C'est la grandeur de cette oeuvre que, réduite à son intrigue, elle séduise toujours. Le personnage de Jean Valjean séduit des générations de lecteurs (et de cinéphiles donc). Forçat au bagne de Toulon, il en sort pour vivre de rapines avant qu'une rencontre avec un évêque pas comme les autres ne le tourne vers le chemin du bien. Il y mettra la même obstination qu'il mettait à ses projets d'évasion du bagne, malgré la traque acharnée d'un inspecteur rigide, Javert.
Tout le monde connaît cela, mais parlons un peu de Jean Valjean : modèle d'abnégation, il a la force, au caractère comme physiquement, pour devenir l'idole d'un jeune lecteur. Comment ne pas rêver d'être aussi bon que lui? De ne pas laisser prises aux mesquineries de la vie quotidienne? Voilà un vrai héros, qui fait le bien quand cela ne lui coûte rien, mais continue à le faire quand cela lui coûte tout. Jean Gabin pour l'incarner apparaît comme une évidence.

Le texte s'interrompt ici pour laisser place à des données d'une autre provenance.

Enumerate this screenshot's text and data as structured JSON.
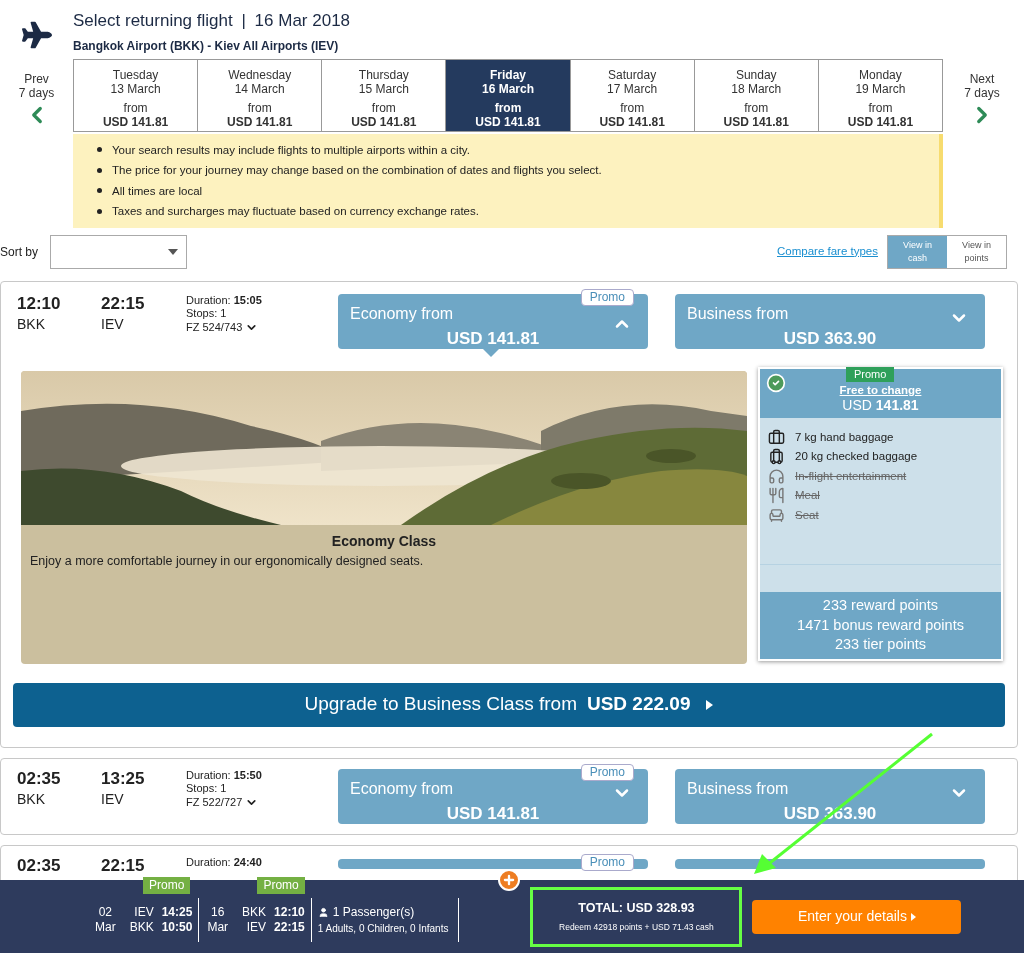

Moins évident était le choix de Blier en Javert, un choix payant toutefois : tout en componction, dans le sens religieux du terme, sauf que Dieu serait l'ordre et la loi, il campe un antagoniste inaccessible à la pitié, tenace, et en même temps il a dans son jeu une petite nuance de fatigue morale qui préfigure son destin.
Marius n'est pas très charismatique, ce qui le rend un peu inconsistant, une fidélité sans doute involontaire à l'oeuvre originale. Lui qui serait le héros d'un autre feuilleton est ici complètement effacé par la personnalité de Jean Valjean.
Bourvil est une autre grande réussite du casting : lui que l'on connaît surtout pour des rôles sympathiques, mais pas que, campe ici un Thénardier tout en veulerie et sournoiserie. On sait qu'il pouvait tout jouer avec un talent égal, en témoignent Les grandes gueules ou Le cercle rouge.
On notera dans les personnages secondaires Sylvia Monfort, touchante en Eponine. Gavroche est moins réussi. Serge Reggiani en Enjolras. Et un Fernand Ledoux composant Monseigneur Myriel, l'évêque à l'extrême bonté qui trouvait orgueilleux d'aller sur un âne, car ce fut la monture de Jésus!
Jean-Paul Le Chanois nous offre ici une fresque de grande ampleur qui restitue quelque chose du roman. Du grand spectacle comme on les aime.